Saving Private Ryan was fiction but it was based on the Niland brothers. Three of the four brothers were presumed killed within a short time. Fritz Niland was removed from the battlefield because of it. He had been dropped as part of the 101st Airborne. Ambrose mentions it in Band of Brothers. One of the Niland brothers was later discovered to be alive and in a Japanese prison camp. He also survived the war.
Iirc finding Fritz Niland was not as dramatic as the movie. Word was sent out and he was found by a chaplain.
The Sullivan brothers were survived by a sister, Genevieve. She joined the WAVES, which was the women’s branch of the Navy. I strongly suspect that they were very careful of her.
And if you only had one child, and he died in the war, it’s your own fault for not having more.

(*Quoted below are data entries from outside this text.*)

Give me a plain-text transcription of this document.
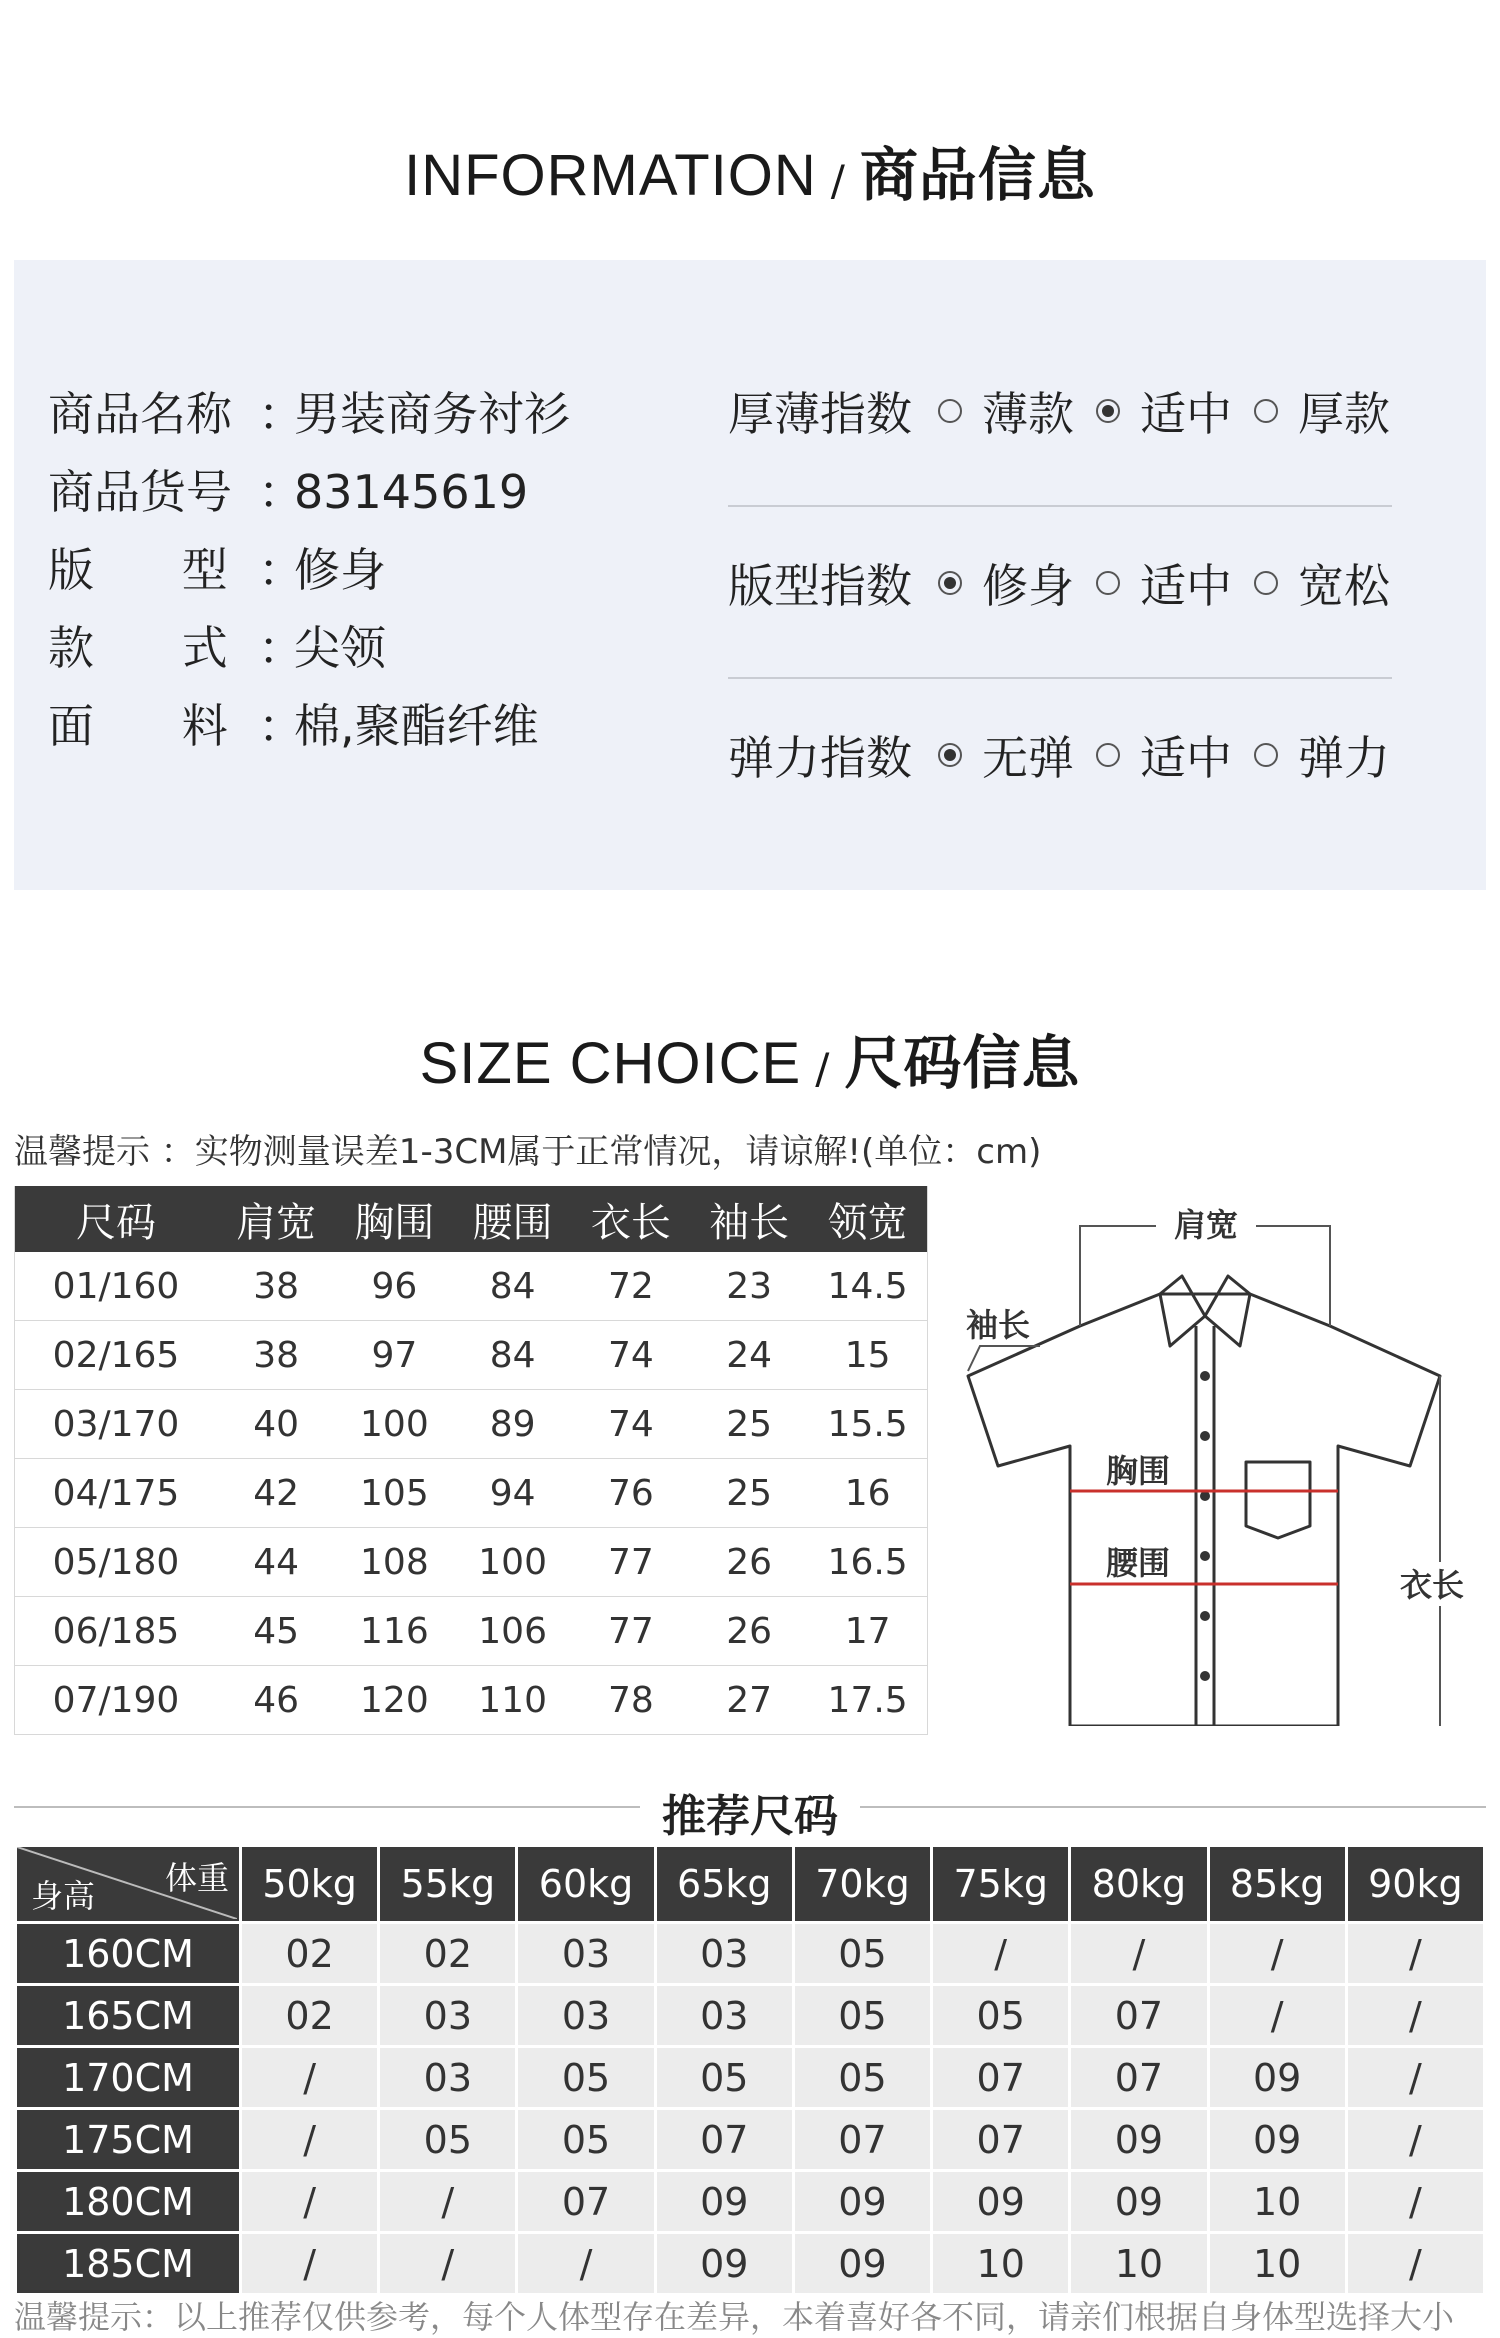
INFORMATION / 商品信息
商品名称 ：男装商务衬衫
商品货号 ：83145619
版      型 ：修身
款      式 ：尖领
面      料 ：棉,聚酯纤维
厚薄指数	薄款 适中 厚款
版型指数	修身 适中 宽松
弹力指数	无弹 适中 弹力
SIZE CHOICE / 尺码信息
温馨提示 ：实物测量误差1-3CM属于正常情况，请谅解!(单位：cm)
尺码	肩宽	胸围	腰围	衣长	袖长	领宽
01/160	38	96	84	72	23	14.5
02/165	38	97	84	74	24	15
03/170	40	100	89	74	25	15.5
04/175	42	105	94	76	25	16
05/180	44	108	100	77	26	16.5
06/185	45	116	106	77	26	17
07/190	46	120	110	78	27	17.5
肩宽
袖长
胸围
腰围
衣长
推荐尺码
体重
身高	50kg	55kg	60kg	65kg	70kg	75kg	80kg	85kg	90kg
160CM	02	02	03	03	05	/	/	/	/
165CM	02	03	03	03	05	05	07	/	/
170CM	/	03	05	05	05	07	07	09	/
175CM	/	05	05	07	07	07	09	09	/
180CM	/	/	07	09	09	09	09	10	/
185CM	/	/	/	09	09	10	10	10	/
温馨提示：以上推荐仅供参考，每个人体型存在差异，本着喜好各不同，请亲们根据自身体型选择大小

Many such hideous situations for families, in the World Wars; this from a Briton whose family was unusually fortunate as regards survival – relatively unharmed – of family members in both conflicts. There comes to mind the sad story of the Souls family of Great Rissington, Gloucestershire, five of whose six sons went to, and were killed in, WWI. Son #6 was too young to fight; but he died of meningitis not long after the war.
That said – it’s tempting to muse about a possible “contrarian” work of fiction, based on a general situation of this kind; in which the last surviving brother is (unlike the Willie Smith of this thread, who was in it all, unwillingly) an ardent patriot, eager to be part of the fighting – and, as was the case with some thick-skinned guys, having a wonderful time in the war – and no respecter of authority (royalty, clergy, presidents, or whatever) entreating that he be rescued / saved. One imagines him furiously resisting attempts to pull him out and send him home, and stating in the strongest terms that he wants to stay in the fight, and take his chances together with his mates…
The Spanish Army has had that kind of considerations since at least the 1900s, for draftees, but you could still volunteer.